Галерея забытых снов - страница 22
– Ты почти готова. Осталась последняя дверь.
В углу мастерской вспыхнул символ – тот, что был на раме зеркала. Он тлел холодным синим светом, как печать, как приглашение.
Вероника стояла, не дыша. Мастерская гудела шорохами. Каждая картина шептала. Портреты на стенах ожили, их глаза следили за ней, их губы шевелились, бормоча имена, которых она не знала, но которые резали её разум, как осколки стекла.

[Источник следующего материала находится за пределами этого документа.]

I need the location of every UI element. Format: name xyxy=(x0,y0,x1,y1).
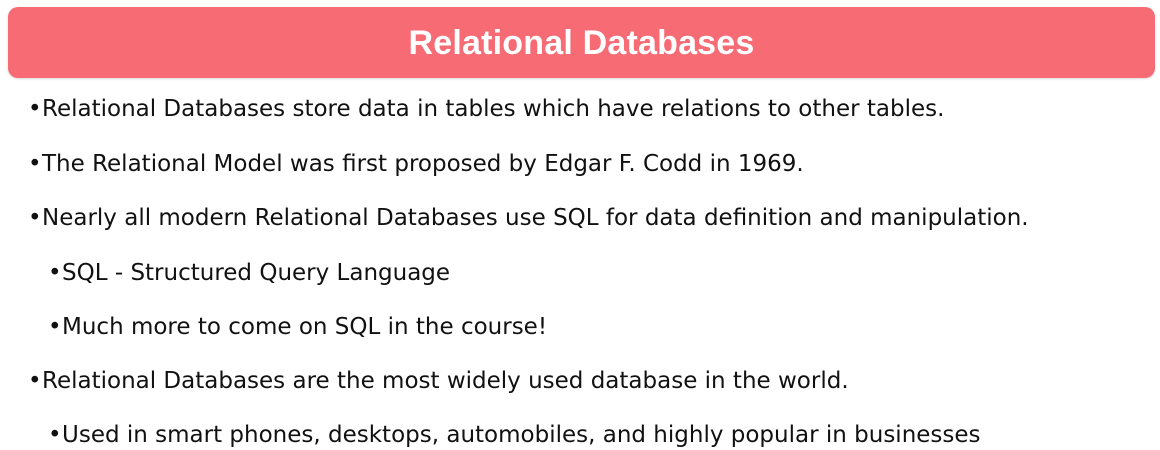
bullet-dot-icon: • xyxy=(28,96,42,122)
sub-bullet-item: •SQL - Structured Query Language xyxy=(48,258,450,288)
sub-bullet-item: •Used in smart phones, desktops, automob… xyxy=(48,420,981,450)
bullet-text: Used in smart phones, desktops, automobi… xyxy=(62,422,981,448)
title-bar: Relational Databases xyxy=(8,7,1155,78)
slide: Relational Databases •Relational Databas… xyxy=(0,0,1160,450)
bullet-dot-icon: • xyxy=(28,205,42,231)
bullet-dot-icon: • xyxy=(48,422,62,448)
sub-bullet-item: •Much more to come on SQL in the course! xyxy=(48,312,547,342)
bullet-dot-icon: • xyxy=(48,314,62,340)
bullet-dot-icon: • xyxy=(48,260,62,286)
bullet-text: Nearly all modern Relational Databases u… xyxy=(42,205,1029,231)
bullet-item: •Nearly all modern Relational Databases … xyxy=(28,203,1029,233)
bullet-dot-icon: • xyxy=(28,368,42,394)
bullet-text: Much more to come on SQL in the course! xyxy=(62,314,548,340)
bullet-text: The Relational Model was first proposed … xyxy=(42,151,804,177)
bullet-item: •Relational Databases store data in tabl… xyxy=(28,94,944,124)
bullet-item: •The Relational Model was first proposed… xyxy=(28,149,804,179)
slide-title: Relational Databases xyxy=(408,24,755,62)
bullet-text: SQL - Structured Query Language xyxy=(62,260,451,286)
bullet-item: •Relational Databases are the most widel… xyxy=(28,366,849,396)
bullet-text: Relational Databases are the most widely… xyxy=(42,368,849,394)
bullet-dot-icon: • xyxy=(28,151,42,177)
bullet-text: Relational Databases store data in table… xyxy=(42,96,945,122)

– Элизабет… – бормотал старик в сюртуке. – Томас… – вторила женщина в кружевах. – Галерея… – подхватывал хор остальных.
Она пыталась не слушать. Запирала дверь, но шёпоты проникали сквозь щели, как дым. Закрывала окна, но луна находила путь, бросая на пол блики, складывающиеся в лица.

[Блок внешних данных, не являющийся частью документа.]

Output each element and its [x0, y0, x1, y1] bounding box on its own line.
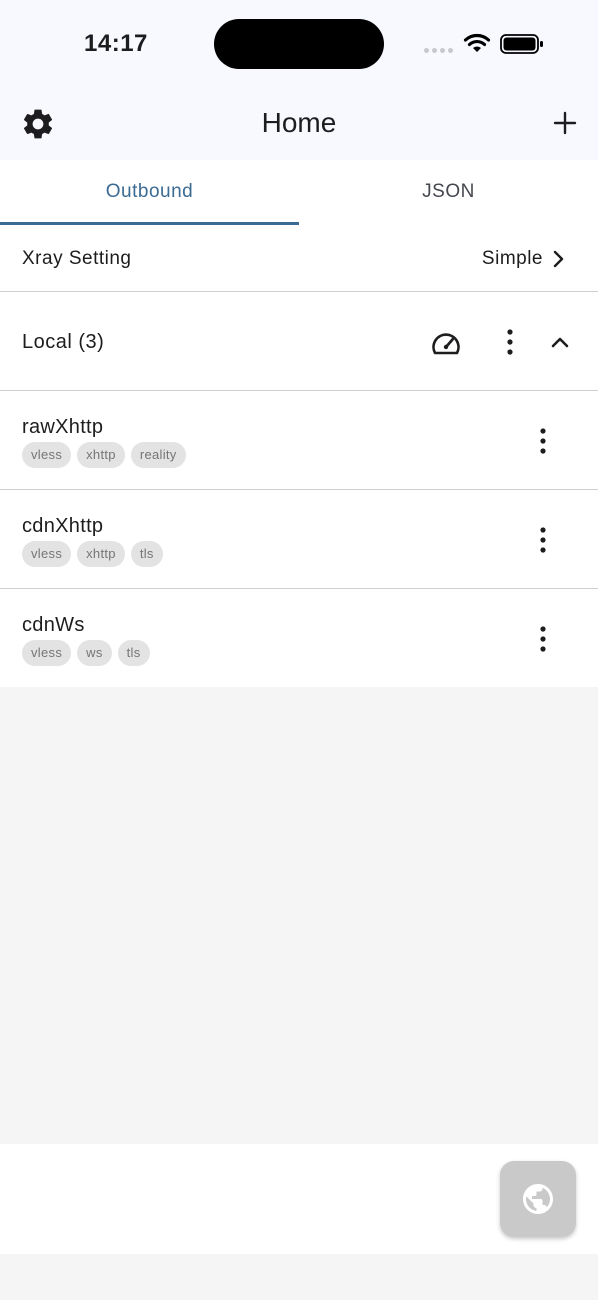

Она перестала есть, её тело, истощённое, держалось на нитях безумия. Её руки, некогда точные, дрожали, но продолжали писать. Новые портреты появлялись с ужасающей скоростью. Лица, которых она не знала, но которые знали её. Каждый мазок был ударом кинжала, каждый цвет – каплей крови из её вен.
Мариэтта более не была тенью. Она была повсюду. Стояла в углах, сидела на стульях, смотрела из зеркала. Её голос, ясный, как звон колокола, звучал в голове Вероники, диктуя, что писать. И Вероника писала.
– Зачем? – кричала она, но её голос был слаб, как шёпот умирающего.
– Галерея, – отвечала Мариэтта, и её улыбка была клинком, вонзающимся в сердце. – Ты создаёшь её. Ты открываешь её. И ты станешь её частью.
Однажды ночью, когда луна скрылась за тучами, а дом дрожал от воя ветра, Вероника сделала последний мазок. Портрет – её собственный – был завершён. Она смотрела на него, и он смотрел на неё. Его глаза моргнули.
Рама треснула с оглушительным звуком, и тьма хлынула в мастерскую, как река, прорвавшая дамбу. Тени портретов ожили, шагнули из рам, их руки тянулись к ней, их голоса слились в крик:
– Галерея открыта!
Вероника закричала, но её голос утонул в хоре. Она упала, её тело билось в конвульсиях, а тьма обволакивала её, как саван. Последнее, что она увидела, было зеркало. Оно отражало не мастерскую, а бесконечный коридор портретов, их глаза горели, как звёзды в аду.
И тогда она поняла.
Она была не Вероникой.
Она была Галереей.
Мастерская, казалось, растворилась, её стены таяли в тумане. Портреты окружили её, их лица менялись – то её собственное, то Клары, то Мариэтты. Шёпот стал рёвом, приливной волной голосов, каждый требовал, чтобы она писала, каждый сулил вечность.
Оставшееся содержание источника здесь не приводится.